Muslim women were told for years that wearing nail polish would negate wudu ablutions before prayer. Many therefore refrained from painting their nails.
So, when Polish cosmetics group Inglot launched a permeable polish that allowed water to reach the skin, many women seized on the product as a means to marry their religious obligations and grooming routine.
“The nail polish has been a huge craze,” says Tima Ouzden, a Dubai-based creative director who has been sending the product to friends in Moscow. “Practising Muslims are very excited about it and buying it, but others say, ‘no, it is not halal.’”
The hype surrounding permeable nail polish has raised the profile of halal make-up, a fast-growing consumer segment among Muslims in Asia and the west, which is also spreading quickly to the Middle East.
For some, sharia-compliant beautification is a contradiction in terms, sitting at odds with the Islamic precept of modesty. Others believe these products are a cynical marketing ploy preying on Muslim women’s concerns.
But many devout Muslims are increasingly looking to use such products in line with Islamic and other ethical considerations.
“Halal products eliminate ethical concerns that Muslim women have regarding using products that are at odds with their belief system, and do away with more practical concerns of praying with make-up on,” says Isabelle Aoun, a doctoral candidate at the Grenoble Ecole de Management in France.
The halal cosmetics market is estimated to range between $5bn-$14bn in annual sales, growing at about 20 per cent a year, according to advertising company JWT MENA, part of a broader market for religious-compliant products worth more than $2.1tn.
“It’s a great time for marketers to be paying attention to their relationships with Muslim consumers,” says Mennah Ibrahim, head of brand intelligence at advertising company JWT MENA.
Halal products eliminate ethical concerns that Muslim women have regarding using products that are at odds with their belief system, and do away with more practical concerns of praying with make-up on
Demand is growing among the large, growing young population of Muslims across the world as religious compliance intersects with ethical concerns.
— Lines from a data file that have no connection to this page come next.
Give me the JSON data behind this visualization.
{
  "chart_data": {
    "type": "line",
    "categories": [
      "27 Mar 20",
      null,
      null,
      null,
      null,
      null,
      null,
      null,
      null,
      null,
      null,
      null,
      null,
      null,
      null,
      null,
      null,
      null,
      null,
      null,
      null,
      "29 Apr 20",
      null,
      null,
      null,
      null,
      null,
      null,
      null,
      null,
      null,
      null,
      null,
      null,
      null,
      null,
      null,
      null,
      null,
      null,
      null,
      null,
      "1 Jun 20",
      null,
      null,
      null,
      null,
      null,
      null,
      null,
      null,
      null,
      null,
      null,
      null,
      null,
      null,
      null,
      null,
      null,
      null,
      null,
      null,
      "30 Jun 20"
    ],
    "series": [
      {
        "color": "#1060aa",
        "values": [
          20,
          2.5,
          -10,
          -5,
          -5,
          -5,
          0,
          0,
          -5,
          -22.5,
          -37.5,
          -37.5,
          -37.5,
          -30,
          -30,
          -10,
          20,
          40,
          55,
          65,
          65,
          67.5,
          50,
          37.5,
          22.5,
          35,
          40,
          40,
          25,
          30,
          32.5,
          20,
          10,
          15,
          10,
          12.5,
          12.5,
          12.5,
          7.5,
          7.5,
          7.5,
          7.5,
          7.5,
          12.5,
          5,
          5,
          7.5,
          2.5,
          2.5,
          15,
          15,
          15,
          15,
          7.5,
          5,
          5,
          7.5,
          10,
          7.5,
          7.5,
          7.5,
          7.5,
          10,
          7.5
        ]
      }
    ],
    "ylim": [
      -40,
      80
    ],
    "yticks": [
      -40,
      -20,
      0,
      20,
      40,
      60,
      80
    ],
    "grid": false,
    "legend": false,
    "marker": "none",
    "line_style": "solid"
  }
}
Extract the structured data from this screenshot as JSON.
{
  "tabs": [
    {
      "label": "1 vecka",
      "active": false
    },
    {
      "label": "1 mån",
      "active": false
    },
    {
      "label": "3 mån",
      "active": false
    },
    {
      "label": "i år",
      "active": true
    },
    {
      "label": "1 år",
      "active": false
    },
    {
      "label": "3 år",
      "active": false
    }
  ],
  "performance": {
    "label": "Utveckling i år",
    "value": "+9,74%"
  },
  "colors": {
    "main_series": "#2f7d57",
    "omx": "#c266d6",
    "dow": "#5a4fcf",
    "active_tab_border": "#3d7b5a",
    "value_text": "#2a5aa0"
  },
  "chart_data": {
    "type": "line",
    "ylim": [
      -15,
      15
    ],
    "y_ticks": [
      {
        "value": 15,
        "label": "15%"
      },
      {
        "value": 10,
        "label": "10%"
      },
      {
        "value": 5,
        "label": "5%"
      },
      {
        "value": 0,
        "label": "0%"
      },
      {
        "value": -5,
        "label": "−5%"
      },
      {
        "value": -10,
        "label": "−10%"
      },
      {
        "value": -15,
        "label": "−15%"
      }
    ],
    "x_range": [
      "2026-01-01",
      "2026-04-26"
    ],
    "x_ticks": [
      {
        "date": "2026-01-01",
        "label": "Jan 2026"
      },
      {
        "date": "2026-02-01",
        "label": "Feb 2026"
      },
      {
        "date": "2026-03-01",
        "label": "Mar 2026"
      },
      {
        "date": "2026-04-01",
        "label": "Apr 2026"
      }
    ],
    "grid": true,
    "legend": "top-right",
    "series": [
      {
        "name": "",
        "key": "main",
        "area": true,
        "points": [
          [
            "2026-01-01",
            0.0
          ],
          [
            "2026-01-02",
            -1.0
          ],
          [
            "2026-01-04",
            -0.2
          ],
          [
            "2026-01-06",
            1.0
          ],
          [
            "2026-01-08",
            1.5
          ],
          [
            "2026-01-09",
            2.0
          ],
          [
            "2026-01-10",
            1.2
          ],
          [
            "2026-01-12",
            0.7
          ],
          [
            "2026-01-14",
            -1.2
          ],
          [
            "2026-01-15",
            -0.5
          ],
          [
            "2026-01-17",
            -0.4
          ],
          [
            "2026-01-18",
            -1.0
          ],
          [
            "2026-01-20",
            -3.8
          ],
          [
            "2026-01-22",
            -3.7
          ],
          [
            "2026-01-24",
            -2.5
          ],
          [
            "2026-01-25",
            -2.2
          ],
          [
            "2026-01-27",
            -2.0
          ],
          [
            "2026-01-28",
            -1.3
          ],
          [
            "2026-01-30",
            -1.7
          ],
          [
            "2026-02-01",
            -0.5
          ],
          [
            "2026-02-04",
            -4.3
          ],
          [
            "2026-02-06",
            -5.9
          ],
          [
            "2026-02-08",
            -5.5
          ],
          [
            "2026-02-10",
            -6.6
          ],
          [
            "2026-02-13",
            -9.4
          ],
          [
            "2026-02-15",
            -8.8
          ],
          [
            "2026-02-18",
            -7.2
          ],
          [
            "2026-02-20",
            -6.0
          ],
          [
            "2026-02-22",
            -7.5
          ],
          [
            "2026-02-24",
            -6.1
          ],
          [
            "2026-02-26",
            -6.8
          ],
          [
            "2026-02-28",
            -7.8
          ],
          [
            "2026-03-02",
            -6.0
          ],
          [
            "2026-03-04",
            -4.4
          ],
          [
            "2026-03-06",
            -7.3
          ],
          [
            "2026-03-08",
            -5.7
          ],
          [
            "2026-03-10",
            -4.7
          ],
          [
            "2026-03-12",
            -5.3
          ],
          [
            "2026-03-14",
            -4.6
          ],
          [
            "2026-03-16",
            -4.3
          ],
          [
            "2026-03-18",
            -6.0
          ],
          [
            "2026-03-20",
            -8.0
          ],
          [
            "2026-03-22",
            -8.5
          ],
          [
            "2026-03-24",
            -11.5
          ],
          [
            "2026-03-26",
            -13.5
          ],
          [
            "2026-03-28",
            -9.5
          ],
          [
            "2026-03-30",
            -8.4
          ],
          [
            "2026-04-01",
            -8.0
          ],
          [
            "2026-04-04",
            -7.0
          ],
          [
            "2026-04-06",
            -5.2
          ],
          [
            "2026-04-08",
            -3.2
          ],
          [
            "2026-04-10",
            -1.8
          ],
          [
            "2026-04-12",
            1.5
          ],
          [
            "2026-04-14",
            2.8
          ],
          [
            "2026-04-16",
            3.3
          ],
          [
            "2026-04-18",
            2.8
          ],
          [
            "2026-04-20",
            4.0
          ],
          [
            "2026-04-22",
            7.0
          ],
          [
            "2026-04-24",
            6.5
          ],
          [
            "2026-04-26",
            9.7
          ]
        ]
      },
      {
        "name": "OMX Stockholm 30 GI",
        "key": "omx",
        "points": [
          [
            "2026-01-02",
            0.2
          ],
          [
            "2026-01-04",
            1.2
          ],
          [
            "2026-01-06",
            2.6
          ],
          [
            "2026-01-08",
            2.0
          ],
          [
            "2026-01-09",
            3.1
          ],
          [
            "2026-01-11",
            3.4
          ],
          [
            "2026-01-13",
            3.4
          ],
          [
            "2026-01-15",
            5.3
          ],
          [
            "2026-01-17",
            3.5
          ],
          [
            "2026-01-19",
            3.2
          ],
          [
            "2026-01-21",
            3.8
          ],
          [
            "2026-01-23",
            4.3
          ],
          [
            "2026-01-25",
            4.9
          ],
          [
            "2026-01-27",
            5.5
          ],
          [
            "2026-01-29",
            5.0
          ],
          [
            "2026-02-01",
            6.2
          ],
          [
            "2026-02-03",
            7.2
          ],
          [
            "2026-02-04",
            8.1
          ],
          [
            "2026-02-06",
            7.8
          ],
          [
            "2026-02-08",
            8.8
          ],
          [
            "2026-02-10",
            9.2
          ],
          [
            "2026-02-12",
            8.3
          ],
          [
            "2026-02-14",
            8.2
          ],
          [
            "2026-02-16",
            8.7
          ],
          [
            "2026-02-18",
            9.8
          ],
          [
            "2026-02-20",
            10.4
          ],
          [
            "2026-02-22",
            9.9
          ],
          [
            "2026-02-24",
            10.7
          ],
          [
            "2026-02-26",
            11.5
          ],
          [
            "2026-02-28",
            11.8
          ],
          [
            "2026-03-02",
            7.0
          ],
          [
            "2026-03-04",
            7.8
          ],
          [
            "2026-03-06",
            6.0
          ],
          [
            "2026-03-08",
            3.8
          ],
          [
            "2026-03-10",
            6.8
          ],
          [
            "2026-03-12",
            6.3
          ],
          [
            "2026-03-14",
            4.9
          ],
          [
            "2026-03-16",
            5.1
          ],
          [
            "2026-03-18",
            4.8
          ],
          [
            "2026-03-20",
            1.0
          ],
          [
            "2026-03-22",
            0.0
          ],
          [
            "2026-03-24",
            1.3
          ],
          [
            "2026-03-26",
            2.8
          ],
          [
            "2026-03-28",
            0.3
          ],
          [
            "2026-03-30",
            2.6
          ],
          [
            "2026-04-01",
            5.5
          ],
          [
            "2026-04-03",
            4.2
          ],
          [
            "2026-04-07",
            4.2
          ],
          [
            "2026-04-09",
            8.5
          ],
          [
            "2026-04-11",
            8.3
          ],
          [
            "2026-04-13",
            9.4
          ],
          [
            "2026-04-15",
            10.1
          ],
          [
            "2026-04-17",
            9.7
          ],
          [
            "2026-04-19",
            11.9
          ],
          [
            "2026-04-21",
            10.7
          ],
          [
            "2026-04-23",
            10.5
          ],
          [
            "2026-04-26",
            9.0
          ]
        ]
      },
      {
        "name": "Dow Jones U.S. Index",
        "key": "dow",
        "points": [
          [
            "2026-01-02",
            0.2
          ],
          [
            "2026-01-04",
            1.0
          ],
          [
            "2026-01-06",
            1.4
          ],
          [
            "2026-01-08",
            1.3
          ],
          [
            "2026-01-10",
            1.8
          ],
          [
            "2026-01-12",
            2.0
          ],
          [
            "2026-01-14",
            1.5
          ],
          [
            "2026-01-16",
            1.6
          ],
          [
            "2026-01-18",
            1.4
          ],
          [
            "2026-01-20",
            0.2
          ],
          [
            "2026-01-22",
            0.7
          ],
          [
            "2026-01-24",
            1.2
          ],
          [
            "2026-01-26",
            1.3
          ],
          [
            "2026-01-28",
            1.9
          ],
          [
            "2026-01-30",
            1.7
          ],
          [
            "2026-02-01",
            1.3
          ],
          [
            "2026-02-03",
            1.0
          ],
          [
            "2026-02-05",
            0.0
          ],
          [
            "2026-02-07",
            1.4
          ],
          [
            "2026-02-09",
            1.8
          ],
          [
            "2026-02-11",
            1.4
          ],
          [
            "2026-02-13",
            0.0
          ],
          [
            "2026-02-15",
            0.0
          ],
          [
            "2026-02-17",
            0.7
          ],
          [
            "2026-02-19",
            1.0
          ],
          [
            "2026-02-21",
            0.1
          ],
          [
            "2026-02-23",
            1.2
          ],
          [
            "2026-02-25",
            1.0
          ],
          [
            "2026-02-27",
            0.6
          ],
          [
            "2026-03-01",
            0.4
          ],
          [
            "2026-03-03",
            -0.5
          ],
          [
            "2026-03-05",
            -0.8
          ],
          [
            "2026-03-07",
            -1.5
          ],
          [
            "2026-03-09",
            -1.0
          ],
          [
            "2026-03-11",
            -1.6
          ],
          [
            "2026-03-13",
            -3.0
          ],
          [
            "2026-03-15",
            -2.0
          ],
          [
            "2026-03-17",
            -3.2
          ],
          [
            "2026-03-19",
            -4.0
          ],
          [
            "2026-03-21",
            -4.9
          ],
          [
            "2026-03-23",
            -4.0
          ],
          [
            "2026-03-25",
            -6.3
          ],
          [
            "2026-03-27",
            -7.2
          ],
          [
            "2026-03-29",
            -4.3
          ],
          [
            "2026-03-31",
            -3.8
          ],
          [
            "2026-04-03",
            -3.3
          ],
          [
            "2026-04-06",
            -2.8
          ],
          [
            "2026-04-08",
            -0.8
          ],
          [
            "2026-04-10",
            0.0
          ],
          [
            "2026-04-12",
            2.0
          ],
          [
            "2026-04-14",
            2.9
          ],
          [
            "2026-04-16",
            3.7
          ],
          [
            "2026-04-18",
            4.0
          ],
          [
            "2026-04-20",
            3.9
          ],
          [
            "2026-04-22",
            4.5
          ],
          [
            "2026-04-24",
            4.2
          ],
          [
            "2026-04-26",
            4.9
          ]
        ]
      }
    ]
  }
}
Products should not contain alcohol, pork or by-products of animals not slaughtered according to Islamic tradition.
The halal industry also crosses over to wider audiences, such as those who share concerns about animal testing or unnatural substances.
As such, the rise of halal cosmetics falls into one of the Islamic consumer trends being led by what JWT’s Ms Ibrahim describes as “New Age Muslims” or “Muslim futurists”: well-heeled, tech-savvy Muslims who use their religion as a tool for positive change.
“They believe in an Islam that is flexible, balancing their sense of self within the realms of a Muslim society,” says Ms Ibrahim. “And they are already seeking out products and services that layer-in Muslim values into otherwise impractical lifestyle amenities.”
But accreditation remains an impediment to the industry’s development.
Malaysia’s Islamic Development Department certifies halal cosmetics on request, but has not made the process mandatory. Dubai, as part of its attempt to place itself at the centre of the “Islamic economy”, is launching a committee to unify certification of Islamic products beyond the well-established world of food items.
Some major manufacturers are nonetheless dipping their toes into what could become a lucrative market.
Ms Aoun, whose research focuses on branding in Muslim consumer markets, points to examples such as Colgate-Palmolive’s halal toothpaste and Sunsilk’s Clean & Fresh shampoo, designed for women who veil their hair.
“It’s a burgeoning market, led by niche players,” says Ms Aoun. “And this is where the opportunity lies, to open up an underserved segment.”